Fuera ya del recinto, hay que acercarse al Memorial a los Deportados, un vagón de carga original alemán suspendido en el vacío sobre unas vías que no llevan a ninguna parte, una metáfora sobre el destino terrible de los millones de judíos transportados como ganado a los campos de exterminio. Y junto a la entrada del museo se sitúa la Avenida de los Justos entre las Naciones, donde se ha plantado un árbol por cada ciudadano no judío que arriesgó su vida para evitar la barbarie. Entre ese frondoso bosque hay una placa que recuerda a Oskar Schindler, célebre por la oscarizada película “La lista de Schindler”.
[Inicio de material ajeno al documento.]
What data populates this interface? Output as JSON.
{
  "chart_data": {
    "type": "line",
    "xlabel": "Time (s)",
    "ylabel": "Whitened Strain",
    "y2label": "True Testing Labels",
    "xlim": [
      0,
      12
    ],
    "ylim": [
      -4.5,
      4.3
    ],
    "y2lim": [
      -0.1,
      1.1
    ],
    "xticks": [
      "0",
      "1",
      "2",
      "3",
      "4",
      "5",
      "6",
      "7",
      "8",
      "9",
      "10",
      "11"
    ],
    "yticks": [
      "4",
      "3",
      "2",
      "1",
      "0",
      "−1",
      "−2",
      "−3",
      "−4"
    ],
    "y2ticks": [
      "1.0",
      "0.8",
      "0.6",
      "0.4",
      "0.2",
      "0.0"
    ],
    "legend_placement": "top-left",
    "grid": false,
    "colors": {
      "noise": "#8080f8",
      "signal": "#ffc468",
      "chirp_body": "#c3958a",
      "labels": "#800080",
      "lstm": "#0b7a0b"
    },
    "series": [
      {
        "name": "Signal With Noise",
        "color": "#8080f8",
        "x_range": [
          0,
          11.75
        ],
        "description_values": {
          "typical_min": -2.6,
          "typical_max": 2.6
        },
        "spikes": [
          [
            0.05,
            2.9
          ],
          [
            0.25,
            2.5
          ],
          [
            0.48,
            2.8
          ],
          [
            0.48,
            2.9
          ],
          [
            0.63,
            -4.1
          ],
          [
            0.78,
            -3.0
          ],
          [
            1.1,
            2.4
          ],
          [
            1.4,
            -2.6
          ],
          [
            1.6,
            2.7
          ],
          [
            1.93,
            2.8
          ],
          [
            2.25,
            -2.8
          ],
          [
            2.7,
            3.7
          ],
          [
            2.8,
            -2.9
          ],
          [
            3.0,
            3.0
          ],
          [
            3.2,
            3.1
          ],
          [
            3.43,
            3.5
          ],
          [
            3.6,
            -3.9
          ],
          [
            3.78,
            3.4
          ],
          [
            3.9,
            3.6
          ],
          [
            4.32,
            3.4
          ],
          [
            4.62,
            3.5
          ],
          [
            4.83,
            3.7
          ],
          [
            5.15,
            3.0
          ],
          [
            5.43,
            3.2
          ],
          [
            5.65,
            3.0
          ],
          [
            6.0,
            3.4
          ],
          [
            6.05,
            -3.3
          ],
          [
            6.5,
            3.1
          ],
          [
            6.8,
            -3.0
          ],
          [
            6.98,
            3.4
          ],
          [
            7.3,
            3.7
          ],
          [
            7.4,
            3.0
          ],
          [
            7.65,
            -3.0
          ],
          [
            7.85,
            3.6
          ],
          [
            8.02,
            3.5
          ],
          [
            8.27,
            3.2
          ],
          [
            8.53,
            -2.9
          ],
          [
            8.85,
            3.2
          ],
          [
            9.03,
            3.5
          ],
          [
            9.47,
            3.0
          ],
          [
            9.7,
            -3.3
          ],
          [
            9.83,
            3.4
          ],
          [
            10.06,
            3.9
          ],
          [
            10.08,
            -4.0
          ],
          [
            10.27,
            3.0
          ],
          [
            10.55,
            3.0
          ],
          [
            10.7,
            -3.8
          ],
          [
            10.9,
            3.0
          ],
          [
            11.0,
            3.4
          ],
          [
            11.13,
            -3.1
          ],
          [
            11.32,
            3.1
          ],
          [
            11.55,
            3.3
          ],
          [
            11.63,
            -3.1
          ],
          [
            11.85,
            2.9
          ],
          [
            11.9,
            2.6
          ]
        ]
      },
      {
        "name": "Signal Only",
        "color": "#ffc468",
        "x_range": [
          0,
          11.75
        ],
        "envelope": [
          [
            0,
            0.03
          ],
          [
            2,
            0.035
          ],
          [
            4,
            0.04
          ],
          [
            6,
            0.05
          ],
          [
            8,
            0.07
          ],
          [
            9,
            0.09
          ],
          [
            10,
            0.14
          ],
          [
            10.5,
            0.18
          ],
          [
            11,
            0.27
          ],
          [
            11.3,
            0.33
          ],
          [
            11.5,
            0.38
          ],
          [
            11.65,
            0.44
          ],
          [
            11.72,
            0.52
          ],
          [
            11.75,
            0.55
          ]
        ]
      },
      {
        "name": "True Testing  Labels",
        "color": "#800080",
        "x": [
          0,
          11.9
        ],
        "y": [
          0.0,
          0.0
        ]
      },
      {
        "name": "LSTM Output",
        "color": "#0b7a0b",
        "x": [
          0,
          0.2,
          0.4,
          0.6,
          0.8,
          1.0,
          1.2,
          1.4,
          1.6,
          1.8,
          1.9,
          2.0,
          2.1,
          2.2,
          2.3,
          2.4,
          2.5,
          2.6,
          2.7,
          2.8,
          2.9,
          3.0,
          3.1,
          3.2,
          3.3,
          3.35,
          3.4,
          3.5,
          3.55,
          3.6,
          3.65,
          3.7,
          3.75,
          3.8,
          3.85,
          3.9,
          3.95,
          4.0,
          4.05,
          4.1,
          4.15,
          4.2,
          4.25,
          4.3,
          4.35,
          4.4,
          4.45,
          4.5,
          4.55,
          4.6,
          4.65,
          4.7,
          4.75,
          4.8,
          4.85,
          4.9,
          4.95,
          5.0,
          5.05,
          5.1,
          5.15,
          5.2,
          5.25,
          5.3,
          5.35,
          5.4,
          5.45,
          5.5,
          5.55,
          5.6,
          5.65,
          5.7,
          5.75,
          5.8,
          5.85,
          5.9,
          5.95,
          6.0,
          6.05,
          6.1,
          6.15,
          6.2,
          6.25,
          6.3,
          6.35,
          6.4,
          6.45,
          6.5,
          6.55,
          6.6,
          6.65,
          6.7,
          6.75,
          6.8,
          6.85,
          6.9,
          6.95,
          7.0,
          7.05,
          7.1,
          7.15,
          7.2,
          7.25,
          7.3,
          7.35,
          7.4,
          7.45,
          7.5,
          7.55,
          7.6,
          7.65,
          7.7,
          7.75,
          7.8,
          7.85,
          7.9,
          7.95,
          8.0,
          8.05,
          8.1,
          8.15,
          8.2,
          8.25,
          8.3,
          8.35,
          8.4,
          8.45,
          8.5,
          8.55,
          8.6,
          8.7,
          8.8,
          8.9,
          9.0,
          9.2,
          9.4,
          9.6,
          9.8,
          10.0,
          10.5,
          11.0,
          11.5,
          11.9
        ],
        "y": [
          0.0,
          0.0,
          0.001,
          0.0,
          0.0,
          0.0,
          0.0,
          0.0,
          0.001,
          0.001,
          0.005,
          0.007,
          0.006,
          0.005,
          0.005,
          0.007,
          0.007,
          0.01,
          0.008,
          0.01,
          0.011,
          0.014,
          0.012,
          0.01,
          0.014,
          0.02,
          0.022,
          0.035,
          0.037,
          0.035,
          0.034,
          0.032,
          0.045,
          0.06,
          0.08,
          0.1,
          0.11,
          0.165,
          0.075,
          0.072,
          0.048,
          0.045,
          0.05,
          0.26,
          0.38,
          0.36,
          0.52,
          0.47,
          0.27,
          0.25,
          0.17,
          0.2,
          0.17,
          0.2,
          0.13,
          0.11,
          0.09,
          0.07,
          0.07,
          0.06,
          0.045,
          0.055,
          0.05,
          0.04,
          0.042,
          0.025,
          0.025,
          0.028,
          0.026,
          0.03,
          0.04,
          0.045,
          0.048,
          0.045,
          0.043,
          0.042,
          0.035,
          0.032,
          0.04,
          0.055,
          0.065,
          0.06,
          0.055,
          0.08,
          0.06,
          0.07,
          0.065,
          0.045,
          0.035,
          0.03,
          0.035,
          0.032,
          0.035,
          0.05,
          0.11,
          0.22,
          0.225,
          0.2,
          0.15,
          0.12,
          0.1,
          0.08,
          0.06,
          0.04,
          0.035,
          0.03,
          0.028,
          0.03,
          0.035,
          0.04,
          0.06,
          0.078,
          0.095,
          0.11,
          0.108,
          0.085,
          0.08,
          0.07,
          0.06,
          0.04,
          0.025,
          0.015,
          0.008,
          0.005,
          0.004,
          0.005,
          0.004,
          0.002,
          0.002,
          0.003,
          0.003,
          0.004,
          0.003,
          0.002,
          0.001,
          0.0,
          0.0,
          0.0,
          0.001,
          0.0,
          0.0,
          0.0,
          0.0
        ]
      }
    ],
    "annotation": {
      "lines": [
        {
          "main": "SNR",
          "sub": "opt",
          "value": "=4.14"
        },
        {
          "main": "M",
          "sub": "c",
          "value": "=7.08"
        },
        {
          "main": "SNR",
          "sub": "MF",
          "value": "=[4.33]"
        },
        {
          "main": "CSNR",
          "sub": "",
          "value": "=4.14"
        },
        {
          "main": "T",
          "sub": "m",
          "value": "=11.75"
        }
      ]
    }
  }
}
Pero, sin duda, la visita más impactante es la del Memorial a los Niños, un imperecedero tributo al millón y medio de menores víctimas del Holocausto. En el interior de la gruta subterránea, caminamos en la penumbra mientras por la megafonía se escucha una dolorosa letanía: los nombres, edad y país de origen de todas esas víctimas de mirada inocente. Esa mirada de la infancia se funde en una pregunta desgarradora que te estalla en plena cara. ¿Por qué?

[tab:el camino]
Hay varias compañías aéreas que vuelan directamente desde Madrid a Jerusalén.

[tab:muy recomendable]
Dedique toda la mañana a visitar Yad Vashem. No es un museo para visitar con prisas. Tómese su tiempo. El enclave, además, es espectacular y merece la pena pasear por el bosque, que ofrece unas magníficas vistas de Jerusalén.
Yad Vashem cierra los sábados y festividades judías. Para cualquier consulta: www.yadvashem.org.

Conviene acercarse a su imponente biblioteca: 62 millones de páginas, 267.500 fotografías y mi9les de testimonios de supervivientes del Holocausto que pueden ser consultados por el público sin restricciones.